Table 3.3 Special Floating-Point Values
|
Constant |
Interpretation |
Corresponding String |
|
Float.MAX_VALUE |
The largest number representable |
3.4028235E38 |
|
Float.MIN_VALUE |
The smallest number representable |
1.4E-45 |
|
Float.NEGATIVE_INFINITY |
Negative divided by zero |
-Infinity |
|
Float.POSITIVE_INFINITY |
Positive divided by zero |
Infinity |
|
Float.NaN |
Not a number |
NaN |
Not a Number
The special NaN value is particularly tricky to handle. NaN can result from mathematical functions that are undefined, such as taking the square root of a negative number.
You cannot directly compare the NaN value with anything. You must detect it with the special Float.isNaN or Double.isNaN methods, as in the following example:
1. float x = (float) Math.sqrt( y ) ; // where y may be neg
2. if( x == Float.NaN ) x = 0.0 ; // WRONG, always false
3. if( Float.isNaN( x ) ) x = 0.0 ;
// the right way to detect NaN
This example shows the right way (line 3) and one of the many wrong ways (line 2) to detect the NaN value.
Floating-Point Math and strictfp
The strictfp modifier is related to the way floating-point calculations are carried out, as affected by specialized math coprocessors. Recall that float and double primitives use 32 and 64 bits, respectively, to store values. However, some floating-point coprocessors can use internal representations of numbers that use more bits for the intermediate results of calculation. These processors produce results that are more accurate but differ slightly from what you would get if every intermediate calculation result were forced back to a 32- or 64-bit representation.

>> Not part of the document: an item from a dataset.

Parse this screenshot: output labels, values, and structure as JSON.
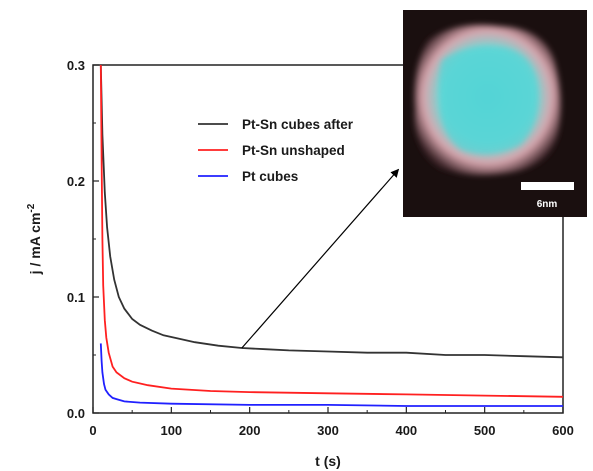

Normally, you would want to use the most accurate results possible, but this means that a calculation on one Java Virtual Machine (JVM) could produce a result that is slightly different from the same calculation on another JVM. Of course, this is contrary to the spirit of Java. Starting in Java 1.2, the strictfp modifier has been available so you can force floating-point math to reduce all intermediate results to the standard 32- or 64-bit representation, ensuring that calculations produce the same results on all JVMs.
When used as a method modifier, strictfp ensures that all calculations in the method follow the strict calculation rules. When used as a class modifier, strictfp forces all methods in a class to follow strict calculation rules.